Other than through her website, customers can purchase the mustards and salt blends at Heike’s roadside honesty shop in Leverburgh and at selected delis around the Western Isles.
‘Brits either love or hate mustard, there is nothing in between,’ says Isle of Harris mustard company owner
All ingredients are organic and, where possible, sourced locally. It is crucial to Heike that the ingredients match her high values.
“That [sourcing] is obviously a challenge in Harris,” says Heike.
“That means I source in circles. First the Hebrides, then Scotland, the rest of the UK, Europe, and if necessary internationally.
“After all the maturing and fermenting, the mustard is ready to be bottled in about four-to-six weeks, depending on the variety.”
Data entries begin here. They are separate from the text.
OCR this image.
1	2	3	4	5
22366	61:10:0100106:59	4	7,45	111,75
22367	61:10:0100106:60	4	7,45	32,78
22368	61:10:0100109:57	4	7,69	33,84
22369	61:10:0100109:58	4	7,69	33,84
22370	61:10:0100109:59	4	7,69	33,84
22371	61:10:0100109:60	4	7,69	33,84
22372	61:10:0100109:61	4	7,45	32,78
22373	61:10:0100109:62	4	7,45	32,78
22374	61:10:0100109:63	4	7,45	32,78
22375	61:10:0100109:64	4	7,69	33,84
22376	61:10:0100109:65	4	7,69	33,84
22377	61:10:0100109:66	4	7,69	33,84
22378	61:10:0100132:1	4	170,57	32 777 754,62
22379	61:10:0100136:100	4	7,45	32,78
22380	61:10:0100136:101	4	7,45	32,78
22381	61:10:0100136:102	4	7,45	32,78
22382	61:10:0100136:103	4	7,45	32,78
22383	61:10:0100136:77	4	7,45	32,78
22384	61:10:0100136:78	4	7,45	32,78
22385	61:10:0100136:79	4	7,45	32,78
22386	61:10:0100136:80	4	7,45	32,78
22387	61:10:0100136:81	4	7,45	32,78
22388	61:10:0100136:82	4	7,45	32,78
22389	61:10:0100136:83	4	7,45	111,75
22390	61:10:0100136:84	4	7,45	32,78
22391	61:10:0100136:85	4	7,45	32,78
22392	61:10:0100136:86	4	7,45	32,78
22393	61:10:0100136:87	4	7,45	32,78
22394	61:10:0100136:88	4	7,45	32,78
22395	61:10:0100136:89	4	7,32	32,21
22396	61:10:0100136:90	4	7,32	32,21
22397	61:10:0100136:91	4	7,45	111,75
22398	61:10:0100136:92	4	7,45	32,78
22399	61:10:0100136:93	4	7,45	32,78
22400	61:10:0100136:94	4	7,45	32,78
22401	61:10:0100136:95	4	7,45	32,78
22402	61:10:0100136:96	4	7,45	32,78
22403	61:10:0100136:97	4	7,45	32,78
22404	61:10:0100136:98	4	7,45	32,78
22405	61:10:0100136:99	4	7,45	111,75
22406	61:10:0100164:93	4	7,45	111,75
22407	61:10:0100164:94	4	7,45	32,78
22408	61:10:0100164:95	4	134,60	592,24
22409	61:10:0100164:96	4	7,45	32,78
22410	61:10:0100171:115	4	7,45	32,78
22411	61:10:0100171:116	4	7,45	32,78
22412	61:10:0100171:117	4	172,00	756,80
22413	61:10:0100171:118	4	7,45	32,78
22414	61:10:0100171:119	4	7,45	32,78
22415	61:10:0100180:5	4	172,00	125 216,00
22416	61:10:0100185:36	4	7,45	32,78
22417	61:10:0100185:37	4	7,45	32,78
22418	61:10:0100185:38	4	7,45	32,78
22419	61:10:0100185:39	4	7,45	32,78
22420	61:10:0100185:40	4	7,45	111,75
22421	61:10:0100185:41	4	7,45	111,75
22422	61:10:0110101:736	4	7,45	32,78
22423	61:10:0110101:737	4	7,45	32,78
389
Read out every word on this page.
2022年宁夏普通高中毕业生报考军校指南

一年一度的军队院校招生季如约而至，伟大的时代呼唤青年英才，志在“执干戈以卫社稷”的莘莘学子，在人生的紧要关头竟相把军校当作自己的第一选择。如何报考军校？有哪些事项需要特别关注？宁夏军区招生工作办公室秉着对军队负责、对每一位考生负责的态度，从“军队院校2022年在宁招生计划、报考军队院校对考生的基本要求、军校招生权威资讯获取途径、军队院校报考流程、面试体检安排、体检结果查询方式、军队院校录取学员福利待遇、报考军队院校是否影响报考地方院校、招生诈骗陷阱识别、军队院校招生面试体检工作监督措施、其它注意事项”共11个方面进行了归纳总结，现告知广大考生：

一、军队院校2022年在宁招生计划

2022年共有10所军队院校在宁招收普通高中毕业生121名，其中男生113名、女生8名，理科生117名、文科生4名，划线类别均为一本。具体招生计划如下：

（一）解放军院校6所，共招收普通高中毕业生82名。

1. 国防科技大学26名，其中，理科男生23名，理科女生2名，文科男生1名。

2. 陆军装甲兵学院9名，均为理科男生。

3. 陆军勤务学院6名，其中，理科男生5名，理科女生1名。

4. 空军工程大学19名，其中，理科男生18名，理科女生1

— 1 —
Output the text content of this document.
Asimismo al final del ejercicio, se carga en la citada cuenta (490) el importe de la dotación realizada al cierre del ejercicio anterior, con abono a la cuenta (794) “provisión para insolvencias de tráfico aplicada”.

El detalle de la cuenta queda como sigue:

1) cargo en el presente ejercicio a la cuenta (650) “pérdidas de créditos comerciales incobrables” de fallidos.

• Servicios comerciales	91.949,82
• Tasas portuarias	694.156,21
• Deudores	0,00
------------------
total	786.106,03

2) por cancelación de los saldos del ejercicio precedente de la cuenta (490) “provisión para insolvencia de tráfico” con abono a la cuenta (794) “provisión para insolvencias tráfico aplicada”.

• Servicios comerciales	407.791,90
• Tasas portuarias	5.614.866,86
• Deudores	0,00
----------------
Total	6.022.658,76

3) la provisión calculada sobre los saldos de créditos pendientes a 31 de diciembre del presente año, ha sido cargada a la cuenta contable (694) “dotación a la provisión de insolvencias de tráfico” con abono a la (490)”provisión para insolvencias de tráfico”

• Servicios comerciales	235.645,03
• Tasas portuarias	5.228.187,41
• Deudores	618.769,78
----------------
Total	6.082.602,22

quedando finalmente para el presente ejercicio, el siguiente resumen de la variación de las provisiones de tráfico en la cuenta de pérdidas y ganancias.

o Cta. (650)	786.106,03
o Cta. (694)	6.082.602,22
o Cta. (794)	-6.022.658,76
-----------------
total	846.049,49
Over the years, the business owner has come to realise that consumers’ attitudes towards mustard differs in Britain and Germany.
Heike continued: “Most British people either love or hate mustard, there is nothing in between.
“This is very different from Germany where almost everyone loves mustard.”
Heike enjoys hosting tastings, too, as they give her the opportunity to talk to customers about their experiences with mustard (good or bad) and educate them on the product.
“If you’ve had a bad experience in the past, don’t let it hold you back,” she added.
“Try new and different things and be open to new experiences. Not just with mustard, but in general life.”
The future plans for Heike and her ever-growing artisan business
New mustard varieties are currently being tested by Heike.
Plus, the search is on for new places to stock the Mustheb range.
She said: “The most important thing is to expand the mustard kitchen and create more space for maturing, fermenting and storing.
“That should happen soon but depends on a number of factors over which I have no control, so it’s too early to be more specific.”